Interface orca

Interface to the Orca package (https://orcaforum.cec.mpg.de/, free license for academic use). The interface was developed for version 2.9 and tested to work with 3.0.2. There are some changes in the input for Orca 4.0 and the interface was not tested thoroughly with this version.

Orca provides access to wide range of DFT and ab initio methods, both DFT and correled calculations can used the Resolution of identity approximation.

HF-3c and PBEh-3C

Orca implements small-basis HF/DFT calculations with the 3c corrections. The 3c stands for three corrrections for 1) dispersion, 2) basis set superposition error and 3) additional basis set incompleteness effects. Two versions are available, HF-3c based on Hartree-Fock calculation in minimal basis set[1] and PBEh-3c based on DFT in a double-zeta basis.[2] Using these methods activates the complete setup including the basis set for which the corrections were developed, no further setup is needed – see the example below.

Non-standard behavior

References

  1. R. Sure, S. Grimme, J. Comput.
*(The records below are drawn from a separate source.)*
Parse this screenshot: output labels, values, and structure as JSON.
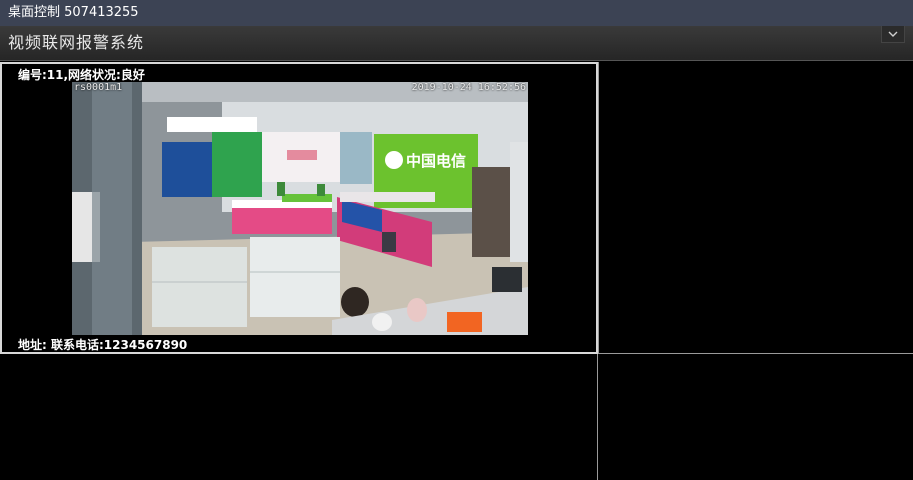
{
  "window": {
    "title": "桌面控制 507413255"
  },
  "app": {
    "header_title": "视频联网报警系统"
  },
  "channel1": {
    "status_text": "编号:11,网络状况:良好",
    "contact_text": "地址:  联系电话:1234567890",
    "camera_timestamp": "2019-10-24 16:52:56",
    "camera_id": "rs0001m1",
    "store_sign": "中国电信"
  }
}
Chem., 2013, 34, 1672-1685
  2. S. Grimme, J. G. Brandenburg, C. Bannwarth, A. Hansen, The Journal of Chemical Physics, 2015, 143, 054107

Methods and capabilities

The interface implements following methods (specified by keyword 'method'):

The interface implements following solvent models (keyword 'solvent_model'):

Keywords used

Keywords specific for this interface:

Other keywords used by this interface:

Examples

The following examples, along with all other files needed to run them, can be found in the directory cuby4/interfaces/orca/examples

#===============================================================================
# Orca example 1: setup, HF calculation
#===============================================================================

# Simple input for HF calculation, all other options use default values.

job: energy
interface: orca

method: hf
basisset: cc-pVDZ

geometry: A24:water # Water molecule from the internal database
charge: 0

#-------------------------------------------------------------------------------
# Interface configuration
#-------------------------------------------------------------------------------
# Path to Orca binaries
orca_bin_dir: /home/rezac/bin/orca/orca-3.0.2/arch/amd64/orca_3_0_2_linux_x86-64

# The following examples assume that the interface is set up in the config file.
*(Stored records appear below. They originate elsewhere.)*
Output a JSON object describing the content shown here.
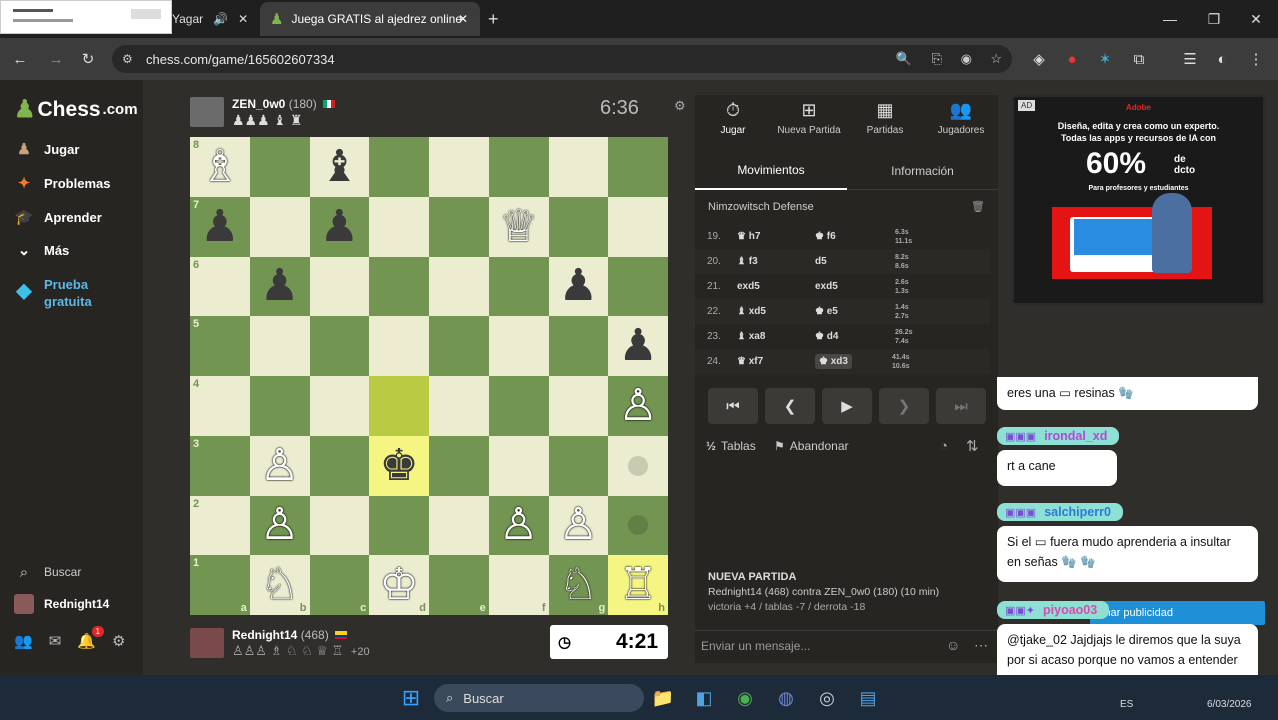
{
  "browser": {
    "tab1_label": "Yagar",
    "tab2_label": "Juega GRATIS al ajedrez online",
    "new_tab": "+",
    "url": "chess.com/game/165602607334",
    "win_min": "—",
    "win_max": "❐",
    "win_close": "✕"
  },
  "sidebar": {
    "logo": "Chess",
    "logo_suffix": ".com",
    "items": [
      {
        "label": "Jugar",
        "icon": "♟"
      },
      {
        "label": "Problemas",
        "icon": "✦"
      },
      {
        "label": "Aprender",
        "icon": "🎓"
      },
      {
        "label": "Más",
        "icon": "⌄"
      },
      {
        "label": "Prueba gratuita",
        "icon": "◆"
      }
    ],
    "search": "Buscar",
    "username": "Rednight14",
    "notif_count": "1"
  },
  "top_player": {
    "name": "ZEN_0w0",
    "rating": "(180)",
    "captured": "♟♟♟ ♝ ♜",
    "clock": "6:36"
  },
  "bottom_player": {
    "name": "Rednight14",
    "rating": "(468)",
    "captured": "♙♙♙ ♗ ♘ ♘ ♕ ♖",
    "advantage": "+20",
    "clock": "4:21"
  },
  "board": {
    "ranks": [
      "8",
      "7",
      "6",
      "5",
      "4",
      "3",
      "2",
      "1"
    ],
    "files": [
      "a",
      "b",
      "c",
      "d",
      "e",
      "f",
      "g",
      "h"
    ],
    "position": [
      [
        "wB",
        "",
        "bB",
        "",
        "",
        "",
        "",
        ""
      ],
      [
        "bP",
        "",
        "bP",
        "",
        "",
        "wQ",
        "",
        ""
      ],
      [
        "",
        "bP",
        "",
        "",
        "",
        "",
        "bP",
        ""
      ],
      [
        "",
        "",
        "",
        "",
        "",
        "",
        "",
        "bP"
      ],
      [
        "",
        "",
        "",
        "",
        "",
        "",
        "",
        "wP"
      ],
      [
        "",
        "wP",
        "",
        "bK",
        "",
        "",
        "",
        "dot"
      ],
      [
        "",
        "wP",
        "",
        "",
        "",
        "wP",
        "wP",
        "dotd"
      ],
      [
        "",
        "wN",
        "",
        "wK",
        "",
        "",
        "wN",
        "wR"
      ]
    ],
    "highlight_light": [
      "d3",
      "h1"
    ],
    "highlight_dark": [
      "d4"
    ]
  },
  "panel": {
    "tabs": [
      "Jugar",
      "Nueva Partida",
      "Partidas",
      "Jugadores"
    ],
    "subtabs": [
      "Movimientos",
      "Información"
    ],
    "opening": "Nimzowitsch Defense",
    "moves": [
      {
        "n": "19.",
        "w": "♛ h7",
        "b": "♚ f6",
        "tw": "6.3s",
        "tb": "11.1s"
      },
      {
        "n": "20.",
        "w": "♝ f3",
        "b": "d5",
        "tw": "8.2s",
        "tb": "8.6s"
      },
      {
        "n": "21.",
        "w": "exd5",
        "b": "exd5",
        "tw": "2.6s",
        "tb": "1.3s"
      },
      {
        "n": "22.",
        "w": "♝ xd5",
        "b": "♚ e5",
        "tw": "1.4s",
        "tb": "2.7s"
      },
      {
        "n": "23.",
        "w": "♝ xa8",
        "b": "♚ d4",
        "tw": "26.2s",
        "tb": "7.4s"
      },
      {
        "n": "24.",
        "w": "♛ xf7",
        "b": "♚ xd3",
        "tw": "41.4s",
        "tb": "10.6s"
      }
    ],
    "draw": "Tablas",
    "resign": "Abandonar",
    "new_game_title": "NUEVA PARTIDA",
    "new_game_line": "Rednight14 (468) contra ZEN_0w0 (180) (10 min)",
    "record": "victoria +4 / tablas -7 / derrota -18",
    "chat_placeholder": "Enviar un mensaje..."
  },
  "ad": {
    "tag": "AD",
    "brand": "Adobe",
    "line1": "Diseña, edita y crea como un experto.",
    "line2": "Todas las apps y recursos de IA con",
    "pct": "60%",
    "pct_suffix": "de dcto",
    "line3": "Para profesores y estudiantes"
  },
  "chat": {
    "msg1": "eres una ▭ resinas",
    "user2": "irondal_xd",
    "msg2": "rt a cane",
    "user3": "salchiperr0",
    "msg3": "Si el ▭ fuera mudo aprenderia a insultar en señas",
    "user4": "piyoao03",
    "behind": "inar publicidad",
    "msg4": "@tjake_02 Jajdjajs le diremos que la suya por si acaso porque no vamos a entender"
  },
  "taskbar": {
    "search": "Buscar",
    "lang": "ES",
    "date": "6/03/2026"
  }
}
#===============================================================================
# Orca example 2: DFT and RI-DFT calculation
#===============================================================================

# Multistep protocol is used to run two calculations from one input
job: multistep 
steps: dft, ridft

calculation_dft:
  job: energy
  interface: orca
  
  method: dft
  functional: b-lyp
  basisset: SV
  density_fitting: none # disable RI (by default, it is enabled)

  geometry: A24:water
  charge: 0

calculation_ridft:
  job: energy
  interface: orca
  
  method: dft
  functional: b-lyp
  basisset: SV
  density_fitting: scf # enable RI (not necessary, enabled by default)
  auxiliary_basis_scf: SV # Auxiliary basis for RI has to be specified

  geometry: A24:water
  charge: 0


#===============================================================================
# Orca example 3: MP2 and RI-MP2 calculation
#===============================================================================

# Multistep protocol is used to run two calculations from one input
job: multistep 
steps: mp2, rimp2

# In contrast to the previous example, we gather the setup used in all steps
# into a common subsection:
calculation_common:
  job: energy
  interface: orca
  method: mp2
  basisset: cc-pVTZ
  geometry: A24:water
  charge: 0

calculation_mp2:
  density_fitting: none # disable RI (by default, it is enabled)

calculation_rimp2:
  density_fitting: correlation # enable RI (not necessary, enabled by default)
  auxiliary_basis_mp2: cc-pVTZ # Auxiliary basis for RI has to be specified

#===============================================================================
# Orca example 4: CCSD(T) calculation
#===============================================================================

job: energy
interface: orca

method: ccsd(t)
basisset: cc-pVDZ

geometry: A24:water # Water molecule from the internal database
charge: 0

# Print components of the CCSD(T) energy
print: energy_decomposition

# Other options affecting this calculation
correlation_frozen_core: yes # Frozen-core approximation, on by default
scf_convergence: 8 # For CCSD(T), we set tighter SCF convergence, default is 7



#===============================================================================
# Orca example 5: DLPNO-CCSD(T) calculation
#===============================================================================

# Approximate CCSD(T) calculation applicable to large systems - 
# Domain-Localized Pair Natural Orbitals CSCD(T)

job: energy
interface: orca

method: ccsd(t)
basisset: cc-pVDZ

geometry: A24:water # Water molecule from the internal database
charge: 0

# Print components of the CCSD(T) energy
print: energy_decomposition

# Setup needed in addition to plain CCSD(T)
orca_dlpno: yes # enable the approximation
auxiliary_basis_mp2: cc-pVDZ # Auxiliary basis for RI-MP2 is needed


#===============================================================================
# Orca example 6: HF-3c calculation
#===============================================================================

# The HF-3c method, a Hartree-foc calculation in minimal basis with corrections
# for basis set incompleteness and dispersion.

job: energy
interface: orca

# When the 3c methods are used, no setup besides the selection of the method
# is needed
method: hf-3c

# System specification: water molecule
geometry: A24:water
charge: 0